Chips also can be built with the assumption that they’re part of a broader communication and storage scheme. Apple’s iCloud is one example of this, where at least some of the processing is done externally, allowing devices to behave almost like thin clients at times, and as fully functional processors at others. This virtualization allows a whole new set of tradeoffs in design, putting as much or more emphasis on the I/O as on the processor and memory.

Mixing and matching
All of these considerations are the result of a big speed bump in IC design, which has forced the semiconductor industry to look elsewhere for gains in performance and efficiency. Double patterning at 20nm has greatly increased the cost of manufacturing, and it will increase further still at 14nm if EUV isn’t commercially viable. They key sticking point there is how many wafers can be processed per hour using EUV. It currently is way too slow to be a viable replacement for 193nm immersion lithography.

But there also is a possibility of double patterning only part of a chip, and developing the rest on the same planar die in an older node. Luigi Capodieci, R&D fellow at GlobalFoundries, noted this is a very real possibility for reducing development costs in the future. But so are new techniques such as directed self-assembly, which can supplement multi-patterning and potentially help keep the cost down.

Still, cost isn’t the only issue that has to be considered. Heat is difficult to remove from chips that are packaged together. While some of that can be programmed away, running a processor at maximum speed for a short period of time and then shutting down, some of it also has to be engineered out with new structures such as FinFETs and new materials such as silicon on insulator (SOI), which can reduce current leakage that causes heat in the first place. What’s new here is that chips may be a combination of all of these things, with companies investing more money in certain portions of a chip—or a die within a package—and reducing costs in other areas. So areas that don’t generate much heat, or functions that aren’t used as often, won’t require as much engineering or the latest process technology and presumably can be done using single patterning.

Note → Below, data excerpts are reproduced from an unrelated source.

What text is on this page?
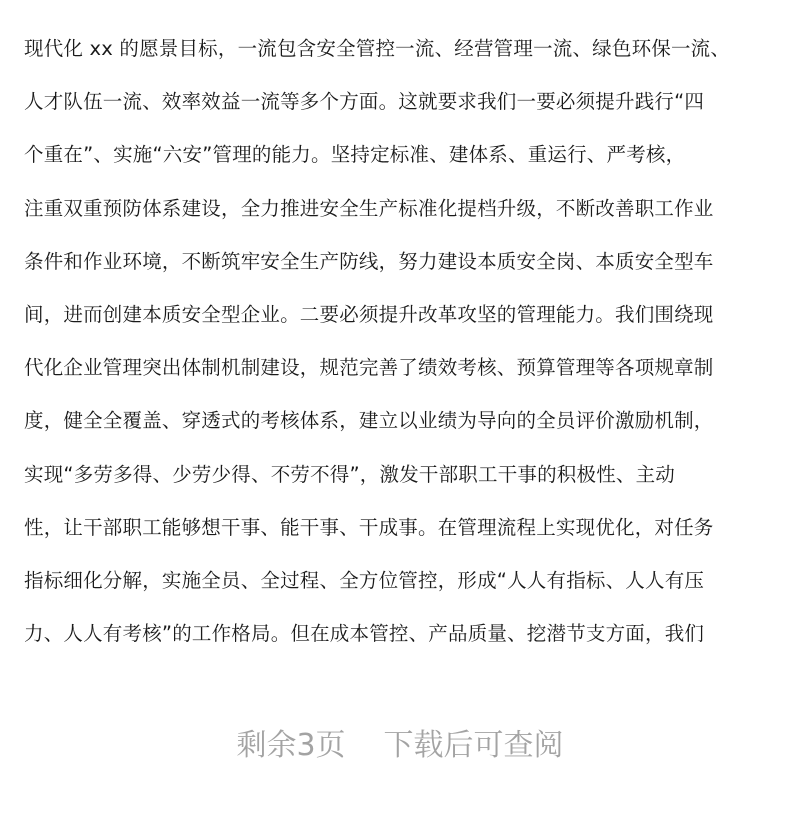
现代化 xx 的愿景目标，一流包含安全管控一流、经营管理一流、绿色环保一流、
人才队伍一流、效率效益一流等多个方面。这就要求我们一要必须提升践行“四
个重在”、实施“六安”管理的能力。坚持定标准、建体系、重运行、严考核，
注重双重预防体系建设，全力推进安全生产标准化提档升级，不断改善职工作业
条件和作业环境，不断筑牢安全生产防线，努力建设本质安全岗、本质安全型车
间，进而创建本质安全型企业。二要必须提升改革攻坚的管理能力。我们围绕现
代化企业管理突出体制机制建设，规范完善了绩效考核、预算管理等各项规章制
度，健全全覆盖、穿透式的考核体系，建立以业绩为导向的全员评价激励机制，
实现“多劳多得、少劳少得、不劳不得”，激发干部职工干事的积极性、主动
性，让干部职工能够想干事、能干事、干成事。在管理流程上实现优化，对任务
指标细化分解，实施全员、全过程、全方位管控，形成“人人有指标、人人有压
力、人人有考核”的工作格局。但在成本管控、产品质量、挖潜节支方面，我们
剩余3页 下载后可查阅
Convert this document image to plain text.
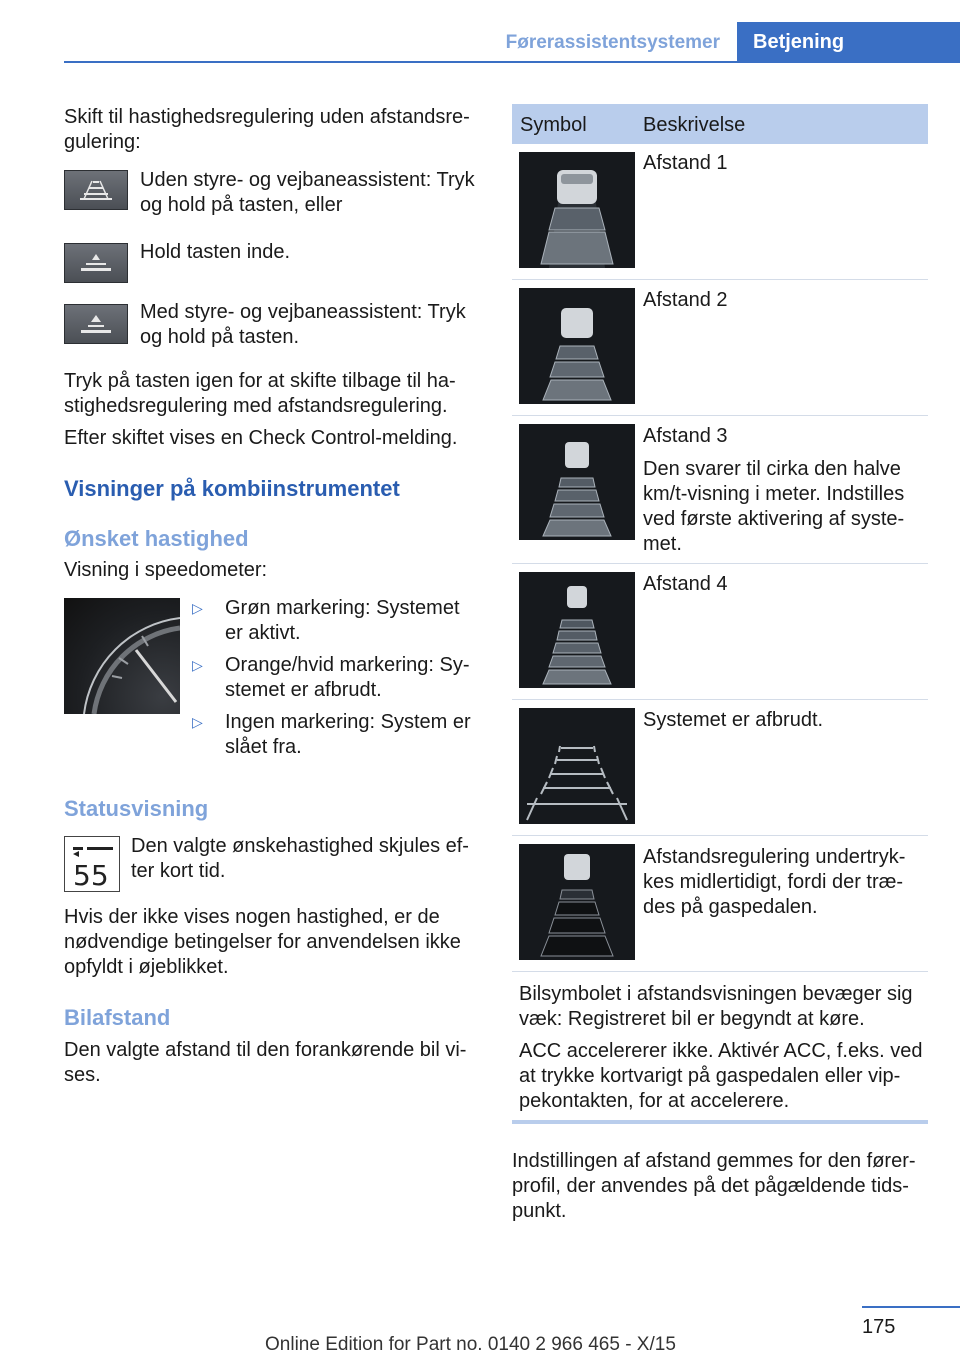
Førerassistentsystemer	Betjening
Skift til hastighedsregulering uden afstandsre-
gulering:
Uden styre- og vejbaneassistent: Tryk
og hold på tasten, eller
Hold tasten inde.
Med styre- og vejbaneassistent: Tryk
og hold på tasten.
Tryk på tasten igen for at skifte tilbage til ha-
stighedsregulering med afstandsregulering.
Efter skiftet vises en Check Control-melding.
Visninger på kombiinstrumentet
Ønsket hastighed
Visning i speedometer:
▷ Grøn markering: Systemet
er aktivt.
▷ Orange/hvid markering: Sy-
stemet er afbrudt.
▷ Ingen markering: System er
slået fra.
Statusvisning
55
Den valgte ønskehastighed skjules ef-
ter kort tid.
Hvis der ikke vises nogen hastighed, er de
nødvendige betingelser for anvendelsen ikke
opfyldt i øjeblikket.
Bilafstand
Den valgte afstand til den forankørende bil vi-
ses.
Symbol	Beskrivelse
Afstand 1
Afstand 2
Afstand 3
Den svarer til cirka den halve
km/t-visning i meter. Indstilles
ved første aktivering af syste-
met.
Afstand 4
Systemet er afbrudt.
Afstandsregulering undertryk-
kes midlertidigt, fordi der træ-
des på gaspedalen.
Bilsymbolet i afstandsvisningen bevæger sig
væk: Registreret bil er begyndt at køre.
ACC accelererer ikke. Aktivér ACC, f.eks. ved
at trykke kortvarigt på gaspedalen eller vip-
pekontakten, for at accelerere.
Indstillingen af afstand gemmes for den fører-
profil, der anvendes på det pågældende tids-
punkt.
175
Online Edition for Part no. 0140 2 966 465 - X/15
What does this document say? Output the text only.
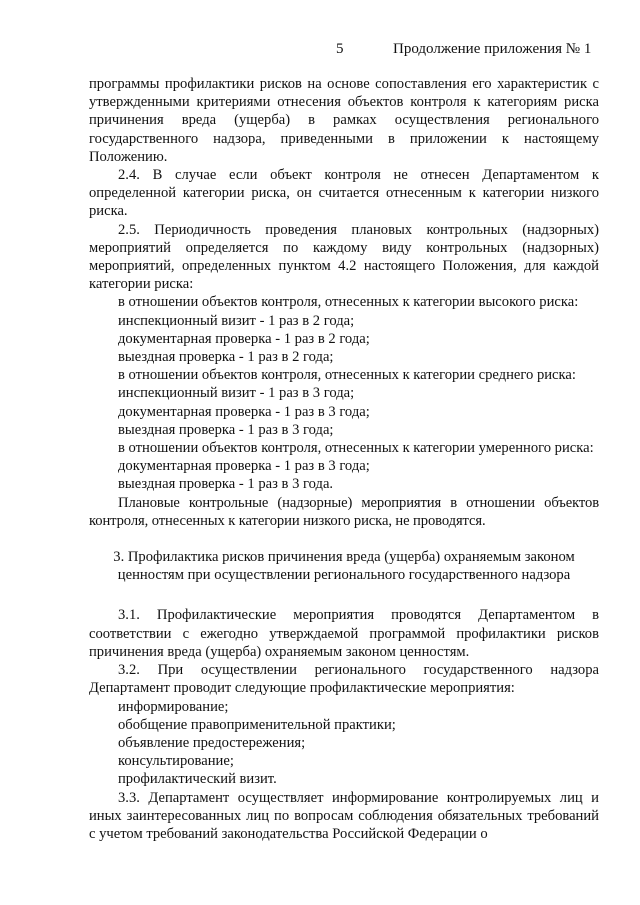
5	Продолжение приложения № 1

программы профилактики рисков на основе сопоставления его характеристик с утвержденными критериями отнесения объектов контроля к категориям риска причинения вреда (ущерба) в рамках осуществления регионального государственного надзора, приведенными в приложении к настоящему Положению.

2.4. В случае если объект контроля не отнесен Департаментом к определенной категории риска, он считается отнесенным к категории низкого риска.

2.5. Периодичность проведения плановых контрольных (надзорных) мероприятий определяется по каждому виду контрольных (надзорных) мероприятий, определенных пунктом 4.2 настоящего Положения, для каждой категории риска:

в отношении объектов контроля, отнесенных к категории высокого риска:

инспекционный визит - 1 раз в 2 года;

документарная проверка - 1 раз в 2 года;

выездная проверка - 1 раз в 2 года;

в отношении объектов контроля, отнесенных к категории среднего риска:

инспекционный визит - 1 раз в 3 года;

документарная проверка - 1 раз в 3 года;

выездная проверка - 1 раз в 3 года;

в отношении объектов контроля, отнесенных к категории умеренного риска:

документарная проверка - 1 раз в 3 года;

выездная проверка - 1 раз в 3 года.

Плановые контрольные (надзорные) мероприятия в отношении объектов контроля, отнесенных к категории низкого риска, не проводятся.

3. Профилактика рисков причинения вреда (ущерба) охраняемым законом ценностям при осуществлении регионального государственного надзора

3.1. Профилактические мероприятия проводятся Департаментом в соответствии с ежегодно утверждаемой программой профилактики рисков причинения вреда (ущерба) охраняемым законом ценностям.

3.2. При осуществлении регионального государственного надзора Департамент проводит следующие профилактические мероприятия:

информирование;

обобщение правоприменительной практики;

объявление предостережения;

консультирование;

профилактический визит.

3.3. Департамент осуществляет информирование контролируемых лиц и иных заинтересованных лиц по вопросам соблюдения обязательных требований с учетом требований законодательства Российской Федерации о
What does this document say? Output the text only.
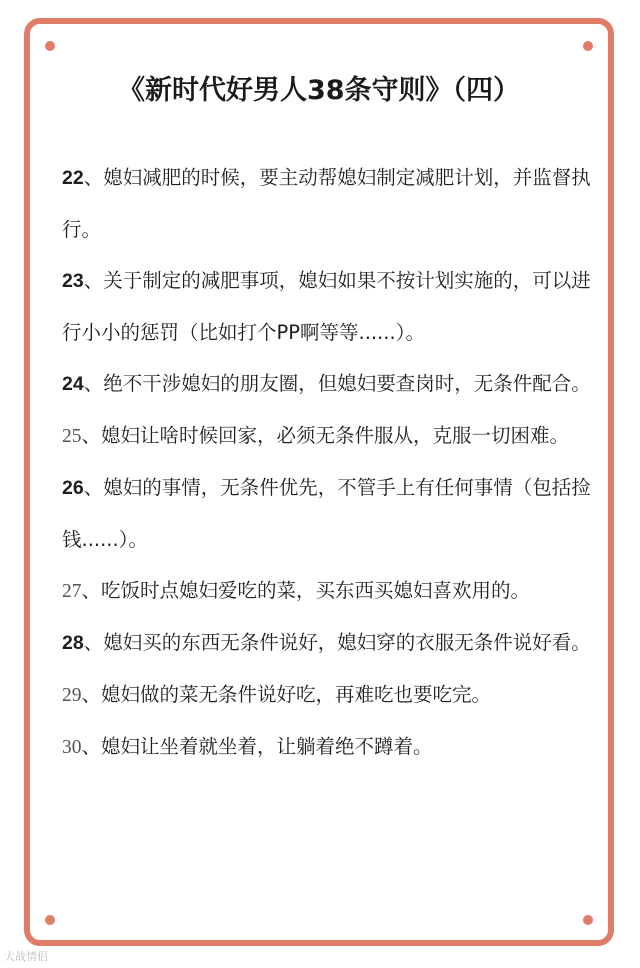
《新时代好男人38条守则》（四）
22、媳妇减肥的时候，要主动帮媳妇制定减肥计划，并监督执行。
23、关于制定的减肥事项，媳妇如果不按计划实施的，可以进行小小的惩罚（比如打个PP啊等等......）。
24、绝不干涉媳妇的朋友圈，但媳妇要查岗时，无条件配合。
25、媳妇让啥时候回家，必须无条件服从，克服一切困难。
26、媳妇的事情，无条件优先，不管手上有任何事情（包括捡钱......）。
27、吃饭时点媳妇爱吃的菜，买东西买媳妇喜欢用的。
28、媳妇买的东西无条件说好，媳妇穿的衣服无条件说好看。
29、媳妇做的菜无条件说好吃，再难吃也要吃完。
30、媳妇让坐着就坐着，让躺着绝不蹲着。
大战情侣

IC design and manufacturing have been largely evolutionary. After decades of slicing costs at every new process node, it’s difficult to give up on a model that has worked well. The move to 450mm wafers will help boost efficiency even further, providing that yields are reasonable.

However, there is also a growing recognition that not all parts of a chip will continue down the Moore’s Law path at 20nm and beyond. Some portions of an SoC will remain on that path, others will not. But they may all be part of the same aggregate solution, packaged together in unique ways that can actually improve performance, lower power consumption, and get to market on time and with minimal risk of failure.